Congratulations to Alex Warhover and Nicholas Razo who shared the first prize in the Missouri S&T physics competition. The competition is focused on junior undergraduate students, with only the material covered in the introductory physics courses necessary for the solution of the problems. Theoretical and experimental portions of the competition contained 3 problems total with the limited time to solve them and generate a report.
Nicholas Razo, Nicholas Parris, and Anzumaan Chakraborty, undergraduate students in physics, are members of a team that won a Silver medal in the University Physics Competition. The competition is a worldwide event with over 280 teams participating in the course of one grueling weekend in November of 2018, when each team had to research, solve and deliver a report on the open-ended physics problem. For their work on the "Sending a Light Sail Propelled Nanocraft to Alpha Centauri" problem, the Missouri S&T team received a Silver Medal, a distinction for the top 18% of the field.
Jack Crewse and Yunsheng Qiu, Ph.D. students in physics, are winners of this year’s Schearer Prize, the Missouri S&T Physics Department’s annual graduate research competition. It is held in memory of Laird D. Schearer, the department’s first Curators' Professor of Physics, and rewards graduate students for outstanding research performed during the course of their graduate study.
Jack Crewse won 1st place for his work on quantum critical behavior of a three-dimensional superfluid-Mott glass transition. Yunsheng Qiu was awarded 2nd place for his work on the anomalous Hall effect in n-type CrxSb2Te3 topological insulators. Congratulations!
Last weekend, April 14th, the Society of Physics Students took a tour of Argonne National Lab.

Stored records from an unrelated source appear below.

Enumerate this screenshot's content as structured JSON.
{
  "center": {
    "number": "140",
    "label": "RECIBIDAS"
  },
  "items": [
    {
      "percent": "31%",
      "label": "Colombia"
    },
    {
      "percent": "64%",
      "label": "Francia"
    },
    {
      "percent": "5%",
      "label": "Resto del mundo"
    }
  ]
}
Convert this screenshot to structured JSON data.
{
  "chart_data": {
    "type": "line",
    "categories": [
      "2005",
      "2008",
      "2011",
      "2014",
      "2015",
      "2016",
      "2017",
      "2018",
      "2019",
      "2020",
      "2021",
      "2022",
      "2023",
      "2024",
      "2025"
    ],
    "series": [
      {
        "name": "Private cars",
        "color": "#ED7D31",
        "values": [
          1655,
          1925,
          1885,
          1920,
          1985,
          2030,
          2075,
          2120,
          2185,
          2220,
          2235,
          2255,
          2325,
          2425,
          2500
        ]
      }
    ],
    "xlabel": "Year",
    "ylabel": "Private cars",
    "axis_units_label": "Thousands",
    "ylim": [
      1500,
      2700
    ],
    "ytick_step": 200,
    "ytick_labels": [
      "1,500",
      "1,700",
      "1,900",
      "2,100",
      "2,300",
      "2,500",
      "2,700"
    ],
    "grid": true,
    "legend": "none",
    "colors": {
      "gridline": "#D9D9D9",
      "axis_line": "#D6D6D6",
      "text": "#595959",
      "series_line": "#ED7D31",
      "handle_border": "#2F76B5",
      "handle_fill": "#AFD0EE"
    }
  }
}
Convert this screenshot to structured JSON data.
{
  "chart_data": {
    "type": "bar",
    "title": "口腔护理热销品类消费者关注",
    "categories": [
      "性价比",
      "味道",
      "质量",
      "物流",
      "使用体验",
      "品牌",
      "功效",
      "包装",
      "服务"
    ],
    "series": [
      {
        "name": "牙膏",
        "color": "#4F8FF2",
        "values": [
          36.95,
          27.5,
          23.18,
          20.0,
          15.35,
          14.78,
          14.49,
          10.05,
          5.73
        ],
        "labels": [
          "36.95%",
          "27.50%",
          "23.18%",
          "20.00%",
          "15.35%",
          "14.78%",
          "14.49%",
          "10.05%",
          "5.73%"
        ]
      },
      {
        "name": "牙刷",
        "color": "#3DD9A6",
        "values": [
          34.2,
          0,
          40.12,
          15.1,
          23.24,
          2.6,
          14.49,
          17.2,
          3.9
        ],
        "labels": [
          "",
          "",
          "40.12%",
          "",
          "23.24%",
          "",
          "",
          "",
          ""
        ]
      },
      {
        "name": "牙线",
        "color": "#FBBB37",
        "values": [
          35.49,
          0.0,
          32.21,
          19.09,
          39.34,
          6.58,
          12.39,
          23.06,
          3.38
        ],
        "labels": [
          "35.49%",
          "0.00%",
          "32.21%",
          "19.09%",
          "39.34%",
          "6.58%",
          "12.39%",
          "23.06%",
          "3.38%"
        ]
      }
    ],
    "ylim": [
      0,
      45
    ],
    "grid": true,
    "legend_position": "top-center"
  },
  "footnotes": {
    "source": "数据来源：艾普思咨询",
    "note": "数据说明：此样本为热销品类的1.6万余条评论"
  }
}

We celebrated on Apr 4th the induction of 17 of our best undergraduate students into Sigma Pi Sigma, the honor society of the Society of Physics Students. Congratulations!
Dr. Luigi Bagolini (left) comes to us from Rome, Italy, and will be working with Prof. Julia Medvedeva. Dr. Martin Puschmann (right) from Chemnitz, Germany, will be working with Prof. Thomas Vojta. We wish them a wonderful and productive time here in Rolla.
Dr. Julia Medvedeva, professor of physics, was among 4 faculty members at Missouri S&T who were honored with the Faculty Excellence Award on Feb. 13th. The award recognizes faculty members who have demonstrated sustained excellence teaching, research, and service and carries a monetary stipend funded by industry and alumni contributions. Congratulations!